Hanis predicts the opening of the 381-room Potawatomi Casino hotel will lower the downtown area hotel market’s occupancy rate to about 63.6 percent in 2014, but then the market’s occupancy rate will rise to 64.5 percent in 2015 and between 65 and 67 percent in 2016. He expects the market to return to its 2013 occupancy rate in three years or less. The market had an occupancy rate of 65.4 percent for all of 2012.

“I’m not overly concerned,” Hanis said.

However, the impact of a casino hotel is hard to predict because it has a different business model than a traditional hotel, Hanis said. Casino hotels primarily exist to keep gamblers playing at the casino longer so they don’t go to their rooms and start using the non gamstop betting sites UK is generally famous for.

“The problem with a casino hotel, they use them for so many reasons: comp rooms, high rollers, etc.,” Hanis said. “It can be a loss leader. They don’t need to make a profit on the rooms.”

Some of the casino hotel rooms might not be available to the general public, which would reduce the hotel’s impact on supply and the occupancy rate of the overall market, Hanis said. Also, the tribe has said that most of its hotel guests will be new hotel visitors to Milwaukee and will increase the demand for the downtown area’s hotel market.

But the casino, subsidized by its own lucrative gambling revenues, has the ability to offer lower priced hotel rooms, which could reduce the average daily rate for the downtown Milwaukee area hotel market.

For the first 11 months of 2013 ADR was up 3.7 percent to $127.39 for the downtown Milwaukee hotel market. From 2007 through late 2013 the downtown Milwaukee hotel market’s ADR increased 7.6 percent, about 1.3 percent per year.

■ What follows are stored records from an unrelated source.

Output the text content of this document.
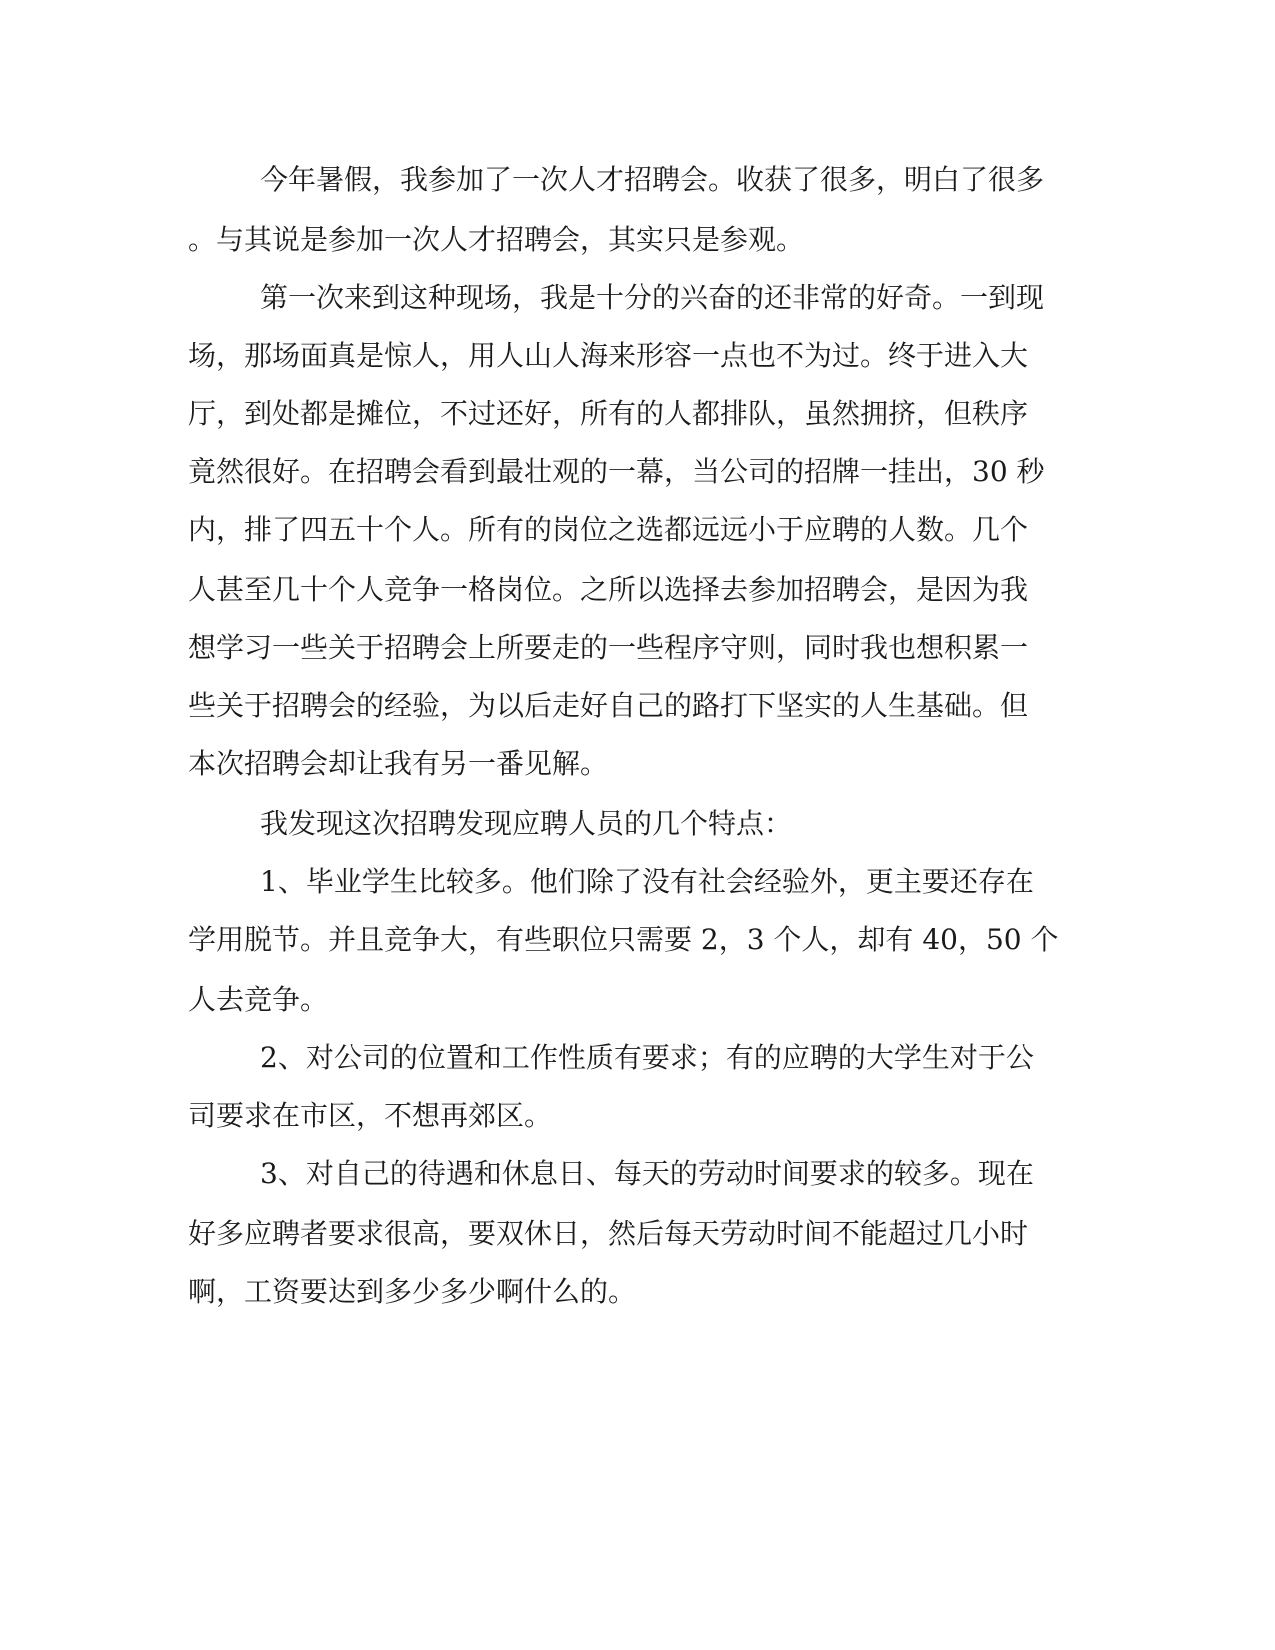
今年暑假，我参加了一次人才招聘会。收获了很多，明白了很多

。与其说是参加一次人才招聘会，其实只是参观。

第一次来到这种现场，我是十分的兴奋的还非常的好奇。一到现

场，那场面真是惊人，用人山人海来形容一点也不为过。终于进入大

厅，到处都是摊位，不过还好，所有的人都排队，虽然拥挤，但秩序

竟然很好。在招聘会看到最壮观的一幕，当公司的招牌一挂出，30 秒

内，排了四五十个人。所有的岗位之选都远远小于应聘的人数。几个

人甚至几十个人竞争一格岗位。之所以选择去参加招聘会，是因为我

想学习一些关于招聘会上所要走的一些程序守则，同时我也想积累一

些关于招聘会的经验，为以后走好自己的路打下坚实的人生基础。但

本次招聘会却让我有另一番见解。

我发现这次招聘发现应聘人员的几个特点：

1、毕业学生比较多。他们除了没有社会经验外，更主要还存在

学用脱节。并且竞争大，有些职位只需要 2，3 个人，却有 40，50 个

人去竞争。

2、对公司的位置和工作性质有要求；有的应聘的大学生对于公

司要求在市区，不想再郊区。

3、对自己的待遇和休息日、每天的劳动时间要求的较多。现在

好多应聘者要求很高，要双休日，然后每天劳动时间不能超过几小时

啊，工资要达到多少多少啊什么的。
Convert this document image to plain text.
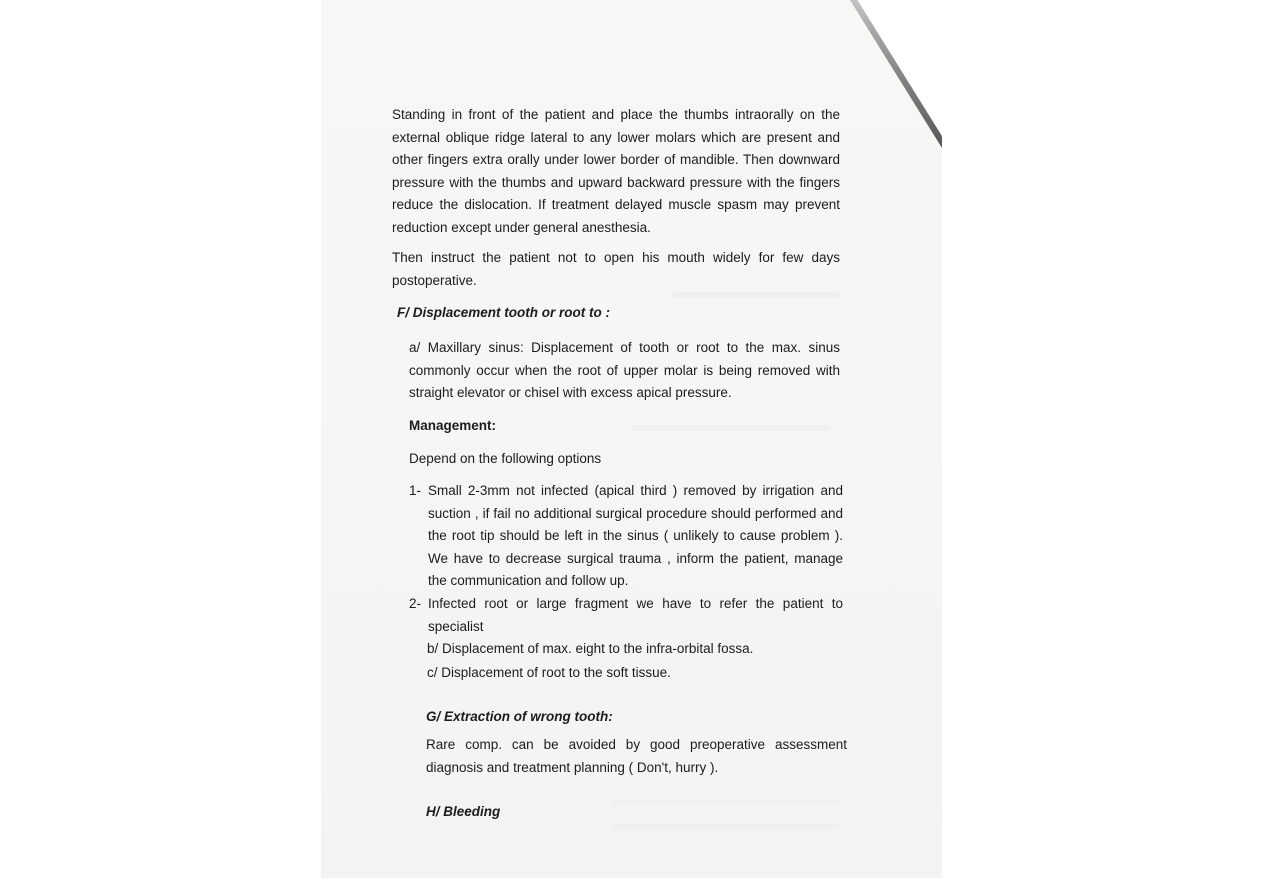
Standing in front of the patient and place the thumbs intraorally on the external oblique ridge lateral to any lower molars which are present and other fingers extra orally under lower border of mandible. Then downward pressure with the thumbs and upward backward pressure with the fingers reduce the dislocation. If treatment delayed muscle spasm may prevent reduction except under general anesthesia.
Then instruct the patient not to open his mouth widely for few days postoperative.
F/ Displacement tooth or root to :
a/ Maxillary sinus: Displacement of tooth or root to the max. sinus commonly occur when the root of upper molar is being removed with straight elevator or chisel with excess apical pressure.
Management:
Depend on the following options
1- Small 2-3mm not infected (apical third ) removed by irrigation and suction , if fail no additional surgical procedure should performed and the root tip should be left in the sinus ( unlikely to cause problem ). We have to decrease surgical trauma , inform the patient, manage the communication and follow up.
2- Infected root or large fragment we have to refer the patient to specialist
b/ Displacement of max. eight to the infra-orbital fossa.
c/ Displacement of root to the soft tissue.
G/ Extraction of wrong tooth:
Rare comp. can be avoided by good preoperative assessment diagnosis and treatment planning ( Don't, hurry ).
H/ Bleeding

Nationally, ADR has been slow to rise since the Great Recession, even as hotel demand has recovered.

“That’s one of the areas where the hotel industry has been very slow to respond,” Hanis said. “Demand has come back, but hoteliers have been reluctant to go after the increased demand with higher rates. They got hit so hard during the recession they are scared to chase higher demand with higher rates at this point.”

Hanis predicts ADR for the downtown Milwaukee hotel market to rise to $129-130 by the end of 2014.

National hotel markets, including the downtown Milwaukee hotel market, had a big bounce-back in 2010 from the Great Recession and have experienced steady growth since, Hanis said.

“The market is probably stabilizing a bit,” he said. “You’re getting back to historic demand growth.”

And the demand growth for downtown Milwaukee area hotels has been enough to absorb the new supply, so far. Any fears of a hotel glut in the downtown market so far appear to be overblown.

“If (existing hotels) say the market can’t absorb the new supply, that’s not what the numbers show,” Hanis said.